From: [email protected]
[[email protected]] On Behalf Of Upendra Dadi
[[email protected]]
Sent: 02 April 2012 17:21
To: andrew walsh
Cc: Luke Callcut; [email protected]
Subject: Re: [CF-metadata] Ocean CTD data following CF Conventions v1.6
Hi Andrew,
Either way it should be okay as far as CF compliance is concerned.
But the dimensions - latitude, longitude and time are not really
required.
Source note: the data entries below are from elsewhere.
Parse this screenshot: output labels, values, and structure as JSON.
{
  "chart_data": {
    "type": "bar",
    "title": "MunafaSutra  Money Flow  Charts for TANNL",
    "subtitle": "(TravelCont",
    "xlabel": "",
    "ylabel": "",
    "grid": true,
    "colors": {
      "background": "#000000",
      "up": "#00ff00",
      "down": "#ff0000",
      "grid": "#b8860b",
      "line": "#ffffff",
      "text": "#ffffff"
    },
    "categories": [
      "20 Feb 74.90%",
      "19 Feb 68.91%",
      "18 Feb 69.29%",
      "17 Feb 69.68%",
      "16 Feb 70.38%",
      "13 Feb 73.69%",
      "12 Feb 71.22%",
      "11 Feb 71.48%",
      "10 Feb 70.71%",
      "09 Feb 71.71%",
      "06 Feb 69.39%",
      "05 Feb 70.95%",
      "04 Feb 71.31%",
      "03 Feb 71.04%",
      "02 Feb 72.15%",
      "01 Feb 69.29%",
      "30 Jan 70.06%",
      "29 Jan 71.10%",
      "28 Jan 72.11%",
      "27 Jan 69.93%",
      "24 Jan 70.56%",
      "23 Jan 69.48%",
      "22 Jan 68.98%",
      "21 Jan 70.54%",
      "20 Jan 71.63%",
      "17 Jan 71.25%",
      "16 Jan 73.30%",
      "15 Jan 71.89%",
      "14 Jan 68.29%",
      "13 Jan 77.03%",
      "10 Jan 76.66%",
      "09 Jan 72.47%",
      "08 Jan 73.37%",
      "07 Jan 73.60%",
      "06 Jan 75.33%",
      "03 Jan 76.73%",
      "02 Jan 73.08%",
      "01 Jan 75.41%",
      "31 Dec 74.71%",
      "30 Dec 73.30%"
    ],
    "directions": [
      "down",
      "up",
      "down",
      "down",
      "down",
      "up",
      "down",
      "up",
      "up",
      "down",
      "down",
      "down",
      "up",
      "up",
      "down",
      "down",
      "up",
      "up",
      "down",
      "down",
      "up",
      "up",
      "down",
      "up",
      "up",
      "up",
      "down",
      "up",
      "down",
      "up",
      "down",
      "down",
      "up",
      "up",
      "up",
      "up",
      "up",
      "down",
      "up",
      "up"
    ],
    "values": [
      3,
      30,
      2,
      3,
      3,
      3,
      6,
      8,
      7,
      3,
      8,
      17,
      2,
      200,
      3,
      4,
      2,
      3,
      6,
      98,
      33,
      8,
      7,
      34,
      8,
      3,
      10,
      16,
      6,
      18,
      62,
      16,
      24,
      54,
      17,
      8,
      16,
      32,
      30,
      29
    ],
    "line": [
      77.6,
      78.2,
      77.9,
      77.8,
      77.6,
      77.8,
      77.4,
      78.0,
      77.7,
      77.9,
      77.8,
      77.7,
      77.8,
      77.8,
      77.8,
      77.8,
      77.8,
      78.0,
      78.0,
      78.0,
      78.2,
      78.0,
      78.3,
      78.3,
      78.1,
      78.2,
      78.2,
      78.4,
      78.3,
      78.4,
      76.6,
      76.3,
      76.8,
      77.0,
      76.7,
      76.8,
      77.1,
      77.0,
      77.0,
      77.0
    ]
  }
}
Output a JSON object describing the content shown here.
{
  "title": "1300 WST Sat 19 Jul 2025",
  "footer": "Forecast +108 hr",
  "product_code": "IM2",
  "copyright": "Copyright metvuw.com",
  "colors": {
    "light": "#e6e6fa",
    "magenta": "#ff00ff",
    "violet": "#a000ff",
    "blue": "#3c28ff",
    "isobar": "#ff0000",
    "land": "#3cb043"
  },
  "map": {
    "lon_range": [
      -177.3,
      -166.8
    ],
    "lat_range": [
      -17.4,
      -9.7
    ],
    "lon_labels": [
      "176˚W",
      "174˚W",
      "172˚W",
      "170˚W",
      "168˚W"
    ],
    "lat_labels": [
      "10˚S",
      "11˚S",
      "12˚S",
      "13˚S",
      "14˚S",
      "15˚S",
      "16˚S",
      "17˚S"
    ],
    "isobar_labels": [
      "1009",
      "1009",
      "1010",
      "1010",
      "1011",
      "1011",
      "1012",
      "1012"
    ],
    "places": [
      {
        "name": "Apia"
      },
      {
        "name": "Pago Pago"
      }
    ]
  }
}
If it is required to indicate that there is only one
station(profile) in the file, there could be a dimension for number of
stations instead, with a value of 1. Also, using a station dimension
is the way to go if storing a collection of profiles in a single file.
Here at NODC, we took the approach that we would use the same
consistent representation whether there is a single instance or a
collection in a file.
Upendra
On Mon, Apr 2, 2012 at 2:51 AM, andrew walsh <[email protected]> wrote:
Hi CF lis
We are working on coding up some 1000's netCDF files off CTD
instruments and want to make usre we are following the
latest netCDF conventions (v1.6) OK. As background the CTD records
a profile pressure, temperature and salinity.
Here is a summarised CDL version (not all attributes+variables+qc
flags there, just majors for now)
of what we propose:
dimensions:
TIME=1
PRESSURE=729
LATITUDE=1
LONGITUDE=1
variables:
double TIME(TIME) ;
TIME:standard_name = "time" ;
TIME:units = "days since 1950-01-01 00:00:00Z" ;
TIME:axis = "T" ;
TIME:valid_min = 0. ;
TIME:valid_max = 999999. ;
double LATITUDE(LATITUDE) ;
LATITUDE:standard_name = "latitude" ;
LATITUDE:units = "degrees_north" ;
LATITUDE:axis = "Y" ;
LATITUDE:valid_min = -90. ;
LATITUDE:valid_max = 90. ;
double LONGITUDE(LONGITUDE) ;
LONGITUDE:standard_name = "longitude" ;
LONGITUDE:units = "degrees_east" ;
LONGITUDE:axis = "X" ;
LONGITUDE:valid_min = -180. ;
LONGITUDE:valid_max = 180. ;
double PRESSURE(PRESSURE) ;
PRESSURE:standard_name = "sea_water_pressure" ;
PRESSURE:units = "decibars" ;
PRESSURE:axis = "Z" ;
PRESSURE:valid_min = 0. ;
PRESSURE:valid_max = 12000. ;
PRESSURE:positive = "down" ;
double TEMPERATURE(PRESSURE) ;
TEMPERATURE:standard_name = "sea_water_temperature" ;
TEMPERATURE:units = "degrees_C" ;
TEMPERATURE:_FillValue = -99.99 ;
TEMPERATURE:valid_min = -2. ;
TEMPERATURE:valid_max = 40. ;
TEMPERATURE:coordinates="TIME LATITUDE LONGITUDE PRESSURE"
double SALINITY(PRESSURE) ;
SALINITY:standard_name = "sea_water_salinity" ;
SALINITY:units = "psu" ;
SALINITY:_FillValue = -99.99 ;
SALINITY:valid_min = 0. ;
SALINITY:valid_max = 40. ;
SALINITY:coordinates="TIME LATITUDE LONGITUDE PRESSURE"
// global attributes:
:conventions = "CF-1.6" ;
:featureType = "profile"
:cdm_data_type = "profile"
+ several other attributes later for ISO19115 metadata generation
I am not sure if I should have TEMPERATURE and SALINITY arrays with 4
dimensions
like TEMPERATURE(TIME,LATITUDE,LONGITUDE,PRESSURE) or just 1 dimension
like I have above i.e. TEMPERATURE(PRESSURE). ?
Any feedback on the above is greatly appreciated.